Not a fan of Blizzard, although their customer service has been great. And while I think that Overwatch is more deserving of criticism than most, I really get the impression that people at the moment just seem to default to 'outraged' unless proven otherwise when it comes to game companies. I don't know, I just kinda feel like people need to chill just a little, because this is basically all about a slightly different way of selling cosmetics.
I think what's more important is a real shift towards your 'type 3' games. Overwatch is a competitive FPS where users expect new content, which is a big part of the issue. My favourite game to play in the last few years has been Pavlov VR. I bought it for like £15 2 years ago. Since then it's had a major update, more like an expansion pack that many companies would sell as a new game, and has more recently had a large overhaul. Tons of community maps, content and gamemodes, and just a blast. Before the recent update, the devs were getting lots of hate because the game was 'dead'. I was like, mate, the game is finished. What more do you want? What more do you think you deserve, did you not get your money's worth? Why does a game need to constantly change to not be 'dead'?
Anyway, Overwatch is always going to be that kind of game, but what I'd love to see is more of a move towards the type 3 model for games where that makes sense, that's what will actually make a difference, it's what's actually important. Not wanting microtransactions to be structured slightly differently.
I miss proper expansion packs. The whole 'you liked game? We've basically made another game on the same engine and using lots of the same assets as the game you liked, so you can play more game. It has about as much content as game, and is like 50% of the price.
Define “harass”. LoL and Fortnite don’t “harass” you into giving recurring payments. You can make f2p-friendly games, especially on pc, if you want.

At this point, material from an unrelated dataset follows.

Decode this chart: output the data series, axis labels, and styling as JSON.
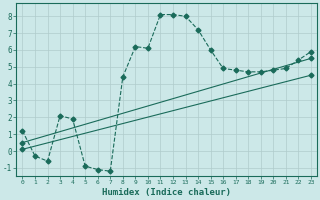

Blizzard just doesn’t want.
I can't imagine any single one of the developers responsible for Overwatch 2 thinking: "OH yeah this is going to be uhmazing everyone is going to love this now..." rather they MUST OF THINKING》 "I wonder when my supervisor will walk away from my workspace so I can send my resume out to those 3 other studios I started work dialogue with...I gotta get the heck outta here before everyone plays this steaming hot tiger tutty of a game, sigh they never listen to the devs... man am I gonna miss Overwatch 1..."
I used to play Q2 competitively, so I'm a little opinionated:
Not all games are eSports-ready, nor do they need to be.
Why: eSports need to be fair. Everyone has to start at the same place, and the majority, if not all of the performance has to come from player skill.
E.g: Imagine modern football where certain players running on the field could just randomly teleport or fly, but most can't.
Class-based (hero arena, etc) shooters are inherently unequal in the same way, because that's the point of classes (e.g: Heavy having more HP than Scout, Spy being able to cloak and so on).
If you're about to make the argument that "TF2/OW/LOL/WTFBBQ" requires plenty of skill despite the abilities/imbalance: save it.
There's an enormous gulf between what the audience and casual players + enthusiasts perceive as being inside of an eSport and what's actually going on mechanically on the top-level.
Players optimize and engineer the fun out of a game.
eSports players/pros engineer the game out of the game.
Very strange argument. It seems like you're bad at those games and created some elaborate theory to rationalize it. Class based games require just as much, if not more, skill than non-class based games. As the number of classes increases, the total amount of knowledge required and variety of techniques available also tends to increase.
Professional players do optimize the fun out of a game, but that's totally unrelated to the point you were trying to make.